Cependant, même si la sécheresse actuelle prend fin rapidement, les climatologues prédisent que le changement climatique anthropogénique apportera des temps encore plus secs à l’avenir à nombre de ces États. «Nous nous attendons à ce que le sud des États-Unis et les plaines du sud deviennent plus secs au cours du siècle actuel», déclare Seager. ”

Et certains agriculteurs pourraient bientôt ne plus être en mesure d'irriguer leur chemin en période de sécheresse. L'aquifère d'Ogallala se trouve sous huit États des grandes plaines et alimente environ 27% des terres agricoles du pays. Certains aquifères sont régulièrement rechargés en eau de pluie ou de neige, mais pas l’Ogallala. S'il est complètement drainé, l'aquifère mettra 6 000 ans de pluie à se remplir. Des décennies d'irrigation, de développement et d'industrie ont eu des conséquences néfastes sur cette source d'eau importante. Les agriculteurs ont commencé à remarquer dans les années 90 que l'eau de leurs puits était en baisse. Cette baisse s'est poursuivie et les niveaux d'eau ont baissé jusqu'à plusieurs pieds par an à certains endroits. Il est difficile de prédire quand l'aquifère deviendra inutilisable, mais l'agriculture irriguée dans la région pourrait devenir presque impossible dans des décennies.

Et maintenant, la conservation - l'un des grands héritages du Dust Bowl - devient une cible en cette période de compressions budgétaires. Les critiques trouvent que les politiques sont difficiles à justifier, par exemple en payant les agriculteurs pour ne pas planter et pour laisser des terres couvertes d'une végétation protectrice indigène.

Les scientifiques ne peuvent pas prédire si un autre Dust Bowl se produira, mais ils décèlent des signes inquiétants non seulement dans les Grandes Plaines, mais également dans d'autres régions semi-arides du monde, telles que le nord de la Chine, où de fréquentes tempêtes de poussière balayent l'air chargé de produits chimiques et industriels. des villes polluées au Japon et en Corée. «Sur le plan régional, les activités humaines sont très importantes», déclare Okin.
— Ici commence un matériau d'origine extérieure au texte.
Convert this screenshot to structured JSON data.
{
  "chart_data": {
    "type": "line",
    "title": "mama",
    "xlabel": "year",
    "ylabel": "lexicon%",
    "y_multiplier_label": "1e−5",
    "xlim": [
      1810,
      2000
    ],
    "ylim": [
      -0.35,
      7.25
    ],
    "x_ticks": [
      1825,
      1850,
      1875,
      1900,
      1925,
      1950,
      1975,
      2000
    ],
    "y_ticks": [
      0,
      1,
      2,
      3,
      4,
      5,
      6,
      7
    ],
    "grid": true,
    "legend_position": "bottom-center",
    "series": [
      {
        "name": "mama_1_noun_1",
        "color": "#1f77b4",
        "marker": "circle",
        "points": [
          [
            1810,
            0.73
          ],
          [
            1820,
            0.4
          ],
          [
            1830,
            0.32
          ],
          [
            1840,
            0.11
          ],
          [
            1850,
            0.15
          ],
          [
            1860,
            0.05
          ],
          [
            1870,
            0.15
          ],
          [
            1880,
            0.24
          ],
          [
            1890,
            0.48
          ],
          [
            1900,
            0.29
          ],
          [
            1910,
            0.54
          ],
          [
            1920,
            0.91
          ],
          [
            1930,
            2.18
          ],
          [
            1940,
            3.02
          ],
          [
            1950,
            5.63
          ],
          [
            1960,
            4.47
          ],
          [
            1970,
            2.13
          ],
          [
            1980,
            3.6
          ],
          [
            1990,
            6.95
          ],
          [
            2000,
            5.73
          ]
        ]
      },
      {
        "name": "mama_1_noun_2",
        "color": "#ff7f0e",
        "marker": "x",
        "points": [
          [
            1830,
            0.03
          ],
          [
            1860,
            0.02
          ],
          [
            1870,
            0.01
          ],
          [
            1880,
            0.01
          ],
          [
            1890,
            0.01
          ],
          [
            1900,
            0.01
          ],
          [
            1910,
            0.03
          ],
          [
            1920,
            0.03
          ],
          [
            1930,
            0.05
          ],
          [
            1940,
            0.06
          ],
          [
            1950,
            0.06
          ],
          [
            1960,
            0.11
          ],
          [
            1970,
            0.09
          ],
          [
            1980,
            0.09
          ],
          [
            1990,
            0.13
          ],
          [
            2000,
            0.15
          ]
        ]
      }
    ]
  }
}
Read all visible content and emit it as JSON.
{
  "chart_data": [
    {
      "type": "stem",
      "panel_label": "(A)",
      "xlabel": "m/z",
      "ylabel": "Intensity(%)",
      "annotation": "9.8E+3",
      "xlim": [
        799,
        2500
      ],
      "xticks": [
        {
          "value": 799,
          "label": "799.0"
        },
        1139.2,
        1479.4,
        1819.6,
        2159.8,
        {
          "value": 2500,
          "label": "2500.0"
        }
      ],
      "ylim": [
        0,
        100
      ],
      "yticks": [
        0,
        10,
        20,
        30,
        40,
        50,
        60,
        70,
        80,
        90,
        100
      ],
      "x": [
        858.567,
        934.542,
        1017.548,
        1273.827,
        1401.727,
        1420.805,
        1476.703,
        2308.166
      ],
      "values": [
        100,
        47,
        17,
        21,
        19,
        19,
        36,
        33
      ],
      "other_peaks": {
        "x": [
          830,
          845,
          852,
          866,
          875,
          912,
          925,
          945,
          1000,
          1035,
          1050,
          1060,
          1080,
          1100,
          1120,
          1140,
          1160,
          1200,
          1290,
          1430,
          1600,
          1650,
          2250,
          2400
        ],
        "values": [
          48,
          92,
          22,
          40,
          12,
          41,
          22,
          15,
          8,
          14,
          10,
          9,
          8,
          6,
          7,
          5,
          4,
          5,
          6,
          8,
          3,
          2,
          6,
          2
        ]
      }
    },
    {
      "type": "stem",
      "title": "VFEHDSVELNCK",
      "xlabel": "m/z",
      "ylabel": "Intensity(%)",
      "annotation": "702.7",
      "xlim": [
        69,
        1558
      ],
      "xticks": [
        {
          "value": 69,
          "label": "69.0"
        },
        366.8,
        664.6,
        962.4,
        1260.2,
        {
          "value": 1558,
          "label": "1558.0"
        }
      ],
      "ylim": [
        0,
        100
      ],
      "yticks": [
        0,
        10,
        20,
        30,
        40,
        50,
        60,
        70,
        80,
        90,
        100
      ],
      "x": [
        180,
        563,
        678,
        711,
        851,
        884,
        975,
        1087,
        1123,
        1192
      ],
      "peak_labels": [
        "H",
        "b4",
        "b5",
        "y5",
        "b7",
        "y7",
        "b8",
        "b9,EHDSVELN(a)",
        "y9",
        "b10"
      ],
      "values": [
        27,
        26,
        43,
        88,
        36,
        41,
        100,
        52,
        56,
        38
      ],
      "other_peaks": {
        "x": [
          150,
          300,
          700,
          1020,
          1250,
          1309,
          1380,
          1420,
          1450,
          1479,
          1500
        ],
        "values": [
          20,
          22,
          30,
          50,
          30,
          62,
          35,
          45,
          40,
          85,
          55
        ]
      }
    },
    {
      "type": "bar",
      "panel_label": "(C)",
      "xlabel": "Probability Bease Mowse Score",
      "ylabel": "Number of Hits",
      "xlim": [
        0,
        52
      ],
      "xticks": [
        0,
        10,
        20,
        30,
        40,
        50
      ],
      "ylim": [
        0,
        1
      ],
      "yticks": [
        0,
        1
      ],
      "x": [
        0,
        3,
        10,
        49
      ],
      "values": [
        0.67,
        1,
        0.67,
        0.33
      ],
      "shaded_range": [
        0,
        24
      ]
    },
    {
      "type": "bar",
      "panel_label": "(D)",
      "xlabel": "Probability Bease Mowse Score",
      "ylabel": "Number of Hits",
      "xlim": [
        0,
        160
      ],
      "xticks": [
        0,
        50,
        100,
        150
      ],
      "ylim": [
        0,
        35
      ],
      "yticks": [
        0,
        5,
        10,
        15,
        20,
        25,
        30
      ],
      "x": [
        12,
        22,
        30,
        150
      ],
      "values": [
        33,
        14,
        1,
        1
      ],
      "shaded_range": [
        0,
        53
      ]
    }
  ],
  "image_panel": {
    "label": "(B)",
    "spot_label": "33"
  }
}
C'est la grande leçon du Dust Bowl: il est possible que les humains subissent une catastrophe naturelle et aggravent la situation pour l'environnement et pour eux-mêmes. «Nous ferions mieux de faire très attention à la façon dont la terre est traitée», dit Seager, «pour nous assurer que nous ne sommes pas près de déclencher de telles réactions.»